Evaluating single-sample Google Trends research studies: What’s hype and what’s not

Jacques Raubenheimer, Jonathan Inkiriwang, Adela Wu, Nicholas Buckley

Background: Digital health studies using Google Trends (GT) have increased exponentially since the release of the first GT paper in 2009. However, the recommendations of two systematic reviews (Nuti et al, 2014; Mavragani et al, 2018) have largely been ignored. Also, only a handful of several thousand studies have used multiple sampling techniques to improve their estimates. The impact of inadequate sampling is unknown.

Aims: To re-examine published studies using multiple sampling from GT and estimate the impact of inadequate sampling.

Methods: We identified four studies with published data: Lazer et al (2014), Gamma et al (2016), Husnayain et al (2019), Schneider et al (2020). We replicated the methods of each study using their own data, confirming their results. We extracted 130 samples of GT data using the same specifications (time, region, terms) as the authors. We repeated the four article analyses on each sample and tallied the impact on the results.
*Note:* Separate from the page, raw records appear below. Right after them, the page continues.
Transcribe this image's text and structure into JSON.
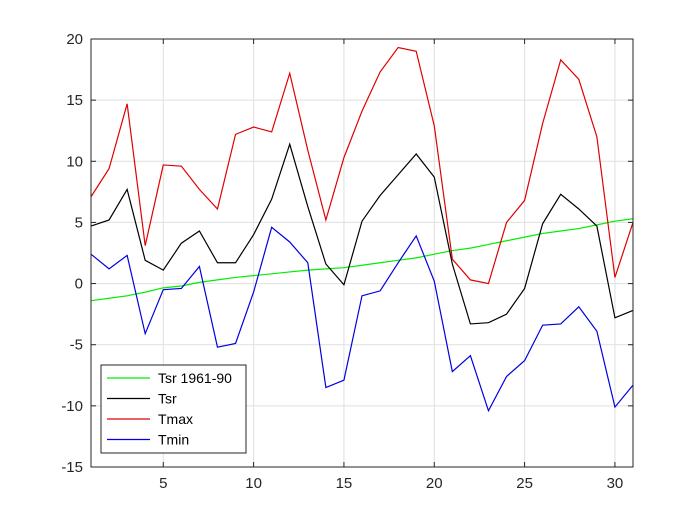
{
  "chart_data": {
    "type": "line",
    "title": "",
    "xlabel": "",
    "ylabel": "",
    "xlim": [
      1,
      31
    ],
    "ylim": [
      -15,
      20
    ],
    "xticks": [
      5,
      10,
      15,
      20,
      25,
      30
    ],
    "yticks": [
      -15,
      -10,
      -5,
      0,
      5,
      10,
      15,
      20
    ],
    "grid": true,
    "legend_position": "bottom-left",
    "x": [
      1,
      2,
      3,
      4,
      5,
      6,
      7,
      8,
      9,
      10,
      11,
      12,
      13,
      14,
      15,
      16,
      17,
      18,
      19,
      20,
      21,
      22,
      23,
      24,
      25,
      26,
      27,
      28,
      29,
      30,
      31
    ],
    "series": [
      {
        "name": "Tsr 1961-90",
        "color": "#00ee00",
        "values": [
          -1.4,
          -1.2,
          -1.0,
          -0.7,
          -0.35,
          -0.2,
          0.1,
          0.3,
          0.5,
          0.65,
          0.8,
          0.95,
          1.1,
          1.2,
          1.3,
          1.5,
          1.7,
          1.9,
          2.1,
          2.4,
          2.7,
          2.9,
          3.2,
          3.5,
          3.8,
          4.1,
          4.3,
          4.5,
          4.8,
          5.1,
          5.3
        ]
      },
      {
        "name": "Tsr",
        "color": "#000000",
        "values": [
          4.7,
          5.2,
          7.7,
          1.9,
          1.1,
          3.3,
          4.3,
          1.7,
          1.7,
          4.0,
          6.9,
          11.4,
          6.3,
          1.6,
          -0.1,
          5.1,
          7.2,
          8.9,
          10.6,
          8.7,
          1.6,
          -3.3,
          -3.2,
          -2.5,
          -0.4,
          4.9,
          7.3,
          6.1,
          4.7,
          -2.8,
          -2.2
        ]
      },
      {
        "name": "Tmax",
        "color": "#e00000",
        "values": [
          7.1,
          9.4,
          14.7,
          3.1,
          9.7,
          9.6,
          7.7,
          6.1,
          12.2,
          12.8,
          12.4,
          17.2,
          10.9,
          5.2,
          10.3,
          14.1,
          17.3,
          19.3,
          19.0,
          12.9,
          2.0,
          0.3,
          0.0,
          5.0,
          6.8,
          13.1,
          18.3,
          16.7,
          12.0,
          0.5,
          5.0
        ]
      },
      {
        "name": "Tmin",
        "color": "#0000e0",
        "values": [
          2.4,
          1.2,
          2.3,
          -4.1,
          -0.5,
          -0.4,
          1.4,
          -5.2,
          -4.9,
          -0.7,
          4.6,
          3.4,
          1.7,
          -8.5,
          -7.9,
          -1.0,
          -0.6,
          1.7,
          3.9,
          0.2,
          -7.2,
          -5.9,
          -10.4,
          -7.6,
          -6.3,
          -3.4,
          -3.3,
          -1.9,
          -3.9,
          -10.1,
          -8.3
        ]
      }
    ]
  }
}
Results: Each study showed some variation in its results across multiple samples, from minor, but noticeable, to significantly different outcomes. As expected, the best estimate was obtained using the mean series across all 130 samples.

Conclusions: Research using GT needs to take multiple samples of data to obtain accurate estimates before analysis. The number of samples needed appear to be related to the time frame (earlier data require more samples). The four studies all used different methods of analysis, and more research is needed to determine the extent to which different analysis methods are impacted by inadequate sampling.